What I really like about this software is the debugger, which is, in my opinion, an indispensable tool for those who are into embedded systems design: it allows you to follow the execution of your software step by step, one code line at a time. This is really helpful when you are trying to find errors in your code since it lets you understand when exactly things start to go wrong during execution: you can both see how the board behaves and keep track of which registers and variables are updated at each step. I believe this is much better than reading through the code again and again.

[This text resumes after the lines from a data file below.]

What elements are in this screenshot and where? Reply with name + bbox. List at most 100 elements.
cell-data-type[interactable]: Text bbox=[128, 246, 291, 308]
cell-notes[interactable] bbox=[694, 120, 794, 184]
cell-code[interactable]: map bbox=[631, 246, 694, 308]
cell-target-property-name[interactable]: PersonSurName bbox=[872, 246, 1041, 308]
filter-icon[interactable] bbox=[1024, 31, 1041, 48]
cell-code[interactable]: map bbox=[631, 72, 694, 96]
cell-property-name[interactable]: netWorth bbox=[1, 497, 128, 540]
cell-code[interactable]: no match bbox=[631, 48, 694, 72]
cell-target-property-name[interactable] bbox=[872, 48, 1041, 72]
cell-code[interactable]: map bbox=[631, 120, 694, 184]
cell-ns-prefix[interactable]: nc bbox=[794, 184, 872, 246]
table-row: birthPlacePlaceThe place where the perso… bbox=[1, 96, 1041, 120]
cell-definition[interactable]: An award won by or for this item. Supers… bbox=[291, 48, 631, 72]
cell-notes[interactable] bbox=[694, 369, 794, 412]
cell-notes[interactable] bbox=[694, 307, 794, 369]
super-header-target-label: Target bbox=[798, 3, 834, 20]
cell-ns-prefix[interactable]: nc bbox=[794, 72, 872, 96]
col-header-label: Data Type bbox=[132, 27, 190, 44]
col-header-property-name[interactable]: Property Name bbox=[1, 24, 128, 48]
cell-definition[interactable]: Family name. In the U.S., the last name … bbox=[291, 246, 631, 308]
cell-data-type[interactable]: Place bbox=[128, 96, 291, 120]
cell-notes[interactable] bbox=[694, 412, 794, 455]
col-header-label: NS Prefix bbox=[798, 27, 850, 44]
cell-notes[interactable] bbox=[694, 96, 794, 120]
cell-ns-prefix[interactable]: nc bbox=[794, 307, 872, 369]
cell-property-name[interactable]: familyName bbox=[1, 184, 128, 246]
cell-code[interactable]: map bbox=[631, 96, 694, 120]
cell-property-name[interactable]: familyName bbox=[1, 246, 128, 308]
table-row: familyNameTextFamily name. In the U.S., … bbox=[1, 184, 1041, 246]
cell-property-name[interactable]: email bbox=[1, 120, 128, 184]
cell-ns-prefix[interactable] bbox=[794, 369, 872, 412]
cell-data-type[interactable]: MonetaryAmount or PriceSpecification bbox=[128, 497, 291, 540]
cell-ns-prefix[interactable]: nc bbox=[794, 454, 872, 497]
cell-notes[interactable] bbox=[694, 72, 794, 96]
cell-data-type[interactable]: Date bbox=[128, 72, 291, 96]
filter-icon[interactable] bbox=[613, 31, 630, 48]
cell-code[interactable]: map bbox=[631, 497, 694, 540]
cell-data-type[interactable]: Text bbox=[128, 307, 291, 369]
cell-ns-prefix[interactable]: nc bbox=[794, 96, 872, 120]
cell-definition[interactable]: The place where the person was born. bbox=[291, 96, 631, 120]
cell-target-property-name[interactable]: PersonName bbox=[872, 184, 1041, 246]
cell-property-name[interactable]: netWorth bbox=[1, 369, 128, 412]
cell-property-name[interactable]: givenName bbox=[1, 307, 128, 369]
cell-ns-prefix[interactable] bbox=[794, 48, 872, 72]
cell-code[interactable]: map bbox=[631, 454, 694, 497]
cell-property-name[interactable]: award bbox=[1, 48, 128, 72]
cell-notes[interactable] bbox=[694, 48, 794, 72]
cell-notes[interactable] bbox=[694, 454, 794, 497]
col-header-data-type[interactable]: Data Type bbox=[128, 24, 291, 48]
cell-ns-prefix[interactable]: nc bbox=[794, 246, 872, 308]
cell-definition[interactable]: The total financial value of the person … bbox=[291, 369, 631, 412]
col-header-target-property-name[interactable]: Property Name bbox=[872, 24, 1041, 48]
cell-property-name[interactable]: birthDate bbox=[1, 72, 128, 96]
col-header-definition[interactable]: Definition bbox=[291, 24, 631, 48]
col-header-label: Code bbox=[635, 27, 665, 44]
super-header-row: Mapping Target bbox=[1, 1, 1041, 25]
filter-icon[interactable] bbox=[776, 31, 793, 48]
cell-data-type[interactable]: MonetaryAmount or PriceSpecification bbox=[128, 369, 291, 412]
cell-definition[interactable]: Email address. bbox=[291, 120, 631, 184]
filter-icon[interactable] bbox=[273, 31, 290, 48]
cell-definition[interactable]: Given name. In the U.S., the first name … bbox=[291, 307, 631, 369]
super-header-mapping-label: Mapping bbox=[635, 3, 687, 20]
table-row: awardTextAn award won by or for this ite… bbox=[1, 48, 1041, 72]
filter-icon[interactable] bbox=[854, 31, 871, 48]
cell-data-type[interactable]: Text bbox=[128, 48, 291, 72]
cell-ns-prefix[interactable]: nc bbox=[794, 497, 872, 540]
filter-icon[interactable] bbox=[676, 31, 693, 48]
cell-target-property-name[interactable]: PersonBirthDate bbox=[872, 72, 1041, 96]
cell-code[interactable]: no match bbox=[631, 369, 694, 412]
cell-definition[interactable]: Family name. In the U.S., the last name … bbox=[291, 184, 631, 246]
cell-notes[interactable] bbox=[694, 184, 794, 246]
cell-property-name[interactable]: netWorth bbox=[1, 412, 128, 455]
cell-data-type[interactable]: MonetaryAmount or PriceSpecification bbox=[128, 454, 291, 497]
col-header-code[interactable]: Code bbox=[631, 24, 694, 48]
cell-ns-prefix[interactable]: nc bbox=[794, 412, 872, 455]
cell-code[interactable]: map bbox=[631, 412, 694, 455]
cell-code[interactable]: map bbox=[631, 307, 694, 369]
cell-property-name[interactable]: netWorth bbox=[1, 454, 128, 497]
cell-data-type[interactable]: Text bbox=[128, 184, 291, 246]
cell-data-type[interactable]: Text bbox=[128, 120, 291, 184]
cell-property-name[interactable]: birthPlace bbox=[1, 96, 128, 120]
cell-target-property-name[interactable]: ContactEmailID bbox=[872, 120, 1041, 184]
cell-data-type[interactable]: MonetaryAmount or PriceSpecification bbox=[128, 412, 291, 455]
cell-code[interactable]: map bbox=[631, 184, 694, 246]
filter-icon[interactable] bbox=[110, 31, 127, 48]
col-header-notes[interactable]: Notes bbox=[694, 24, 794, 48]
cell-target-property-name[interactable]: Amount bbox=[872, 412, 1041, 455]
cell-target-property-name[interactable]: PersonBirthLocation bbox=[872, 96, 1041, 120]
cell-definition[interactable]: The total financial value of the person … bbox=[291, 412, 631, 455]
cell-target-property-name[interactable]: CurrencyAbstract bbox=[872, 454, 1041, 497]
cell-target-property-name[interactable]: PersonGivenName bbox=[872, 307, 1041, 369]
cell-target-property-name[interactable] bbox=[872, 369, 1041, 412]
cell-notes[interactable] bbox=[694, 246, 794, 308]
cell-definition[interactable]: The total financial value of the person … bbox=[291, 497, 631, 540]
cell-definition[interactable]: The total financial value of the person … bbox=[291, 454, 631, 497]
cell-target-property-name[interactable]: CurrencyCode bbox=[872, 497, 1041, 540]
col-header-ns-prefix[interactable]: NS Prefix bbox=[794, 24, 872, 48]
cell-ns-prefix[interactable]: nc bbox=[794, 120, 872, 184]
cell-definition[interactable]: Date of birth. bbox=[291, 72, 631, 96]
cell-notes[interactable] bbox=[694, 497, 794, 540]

BASYS MX3 is definitely a high-quality tool, suitable for the purpose for which it is intended, that is, for teaching embedded systems. It is compact, tidy, easy to use, and its wide range of on-board peripherals offer oodles of possibilities to explore the capabilities of embedded systems. The large amount of online resources is a key factor in making BASYS MX3 employable by a wide range of users, from learners to more experienced designers. In fact, in my view this board is suitable also for those who are already experienced in embedded systems programming and are looking for a good quality development tool for fast prototyping, without having to set up breadboard circuits and connections: developing a complete embedded system only takes one board and one cable with BASYS MX3.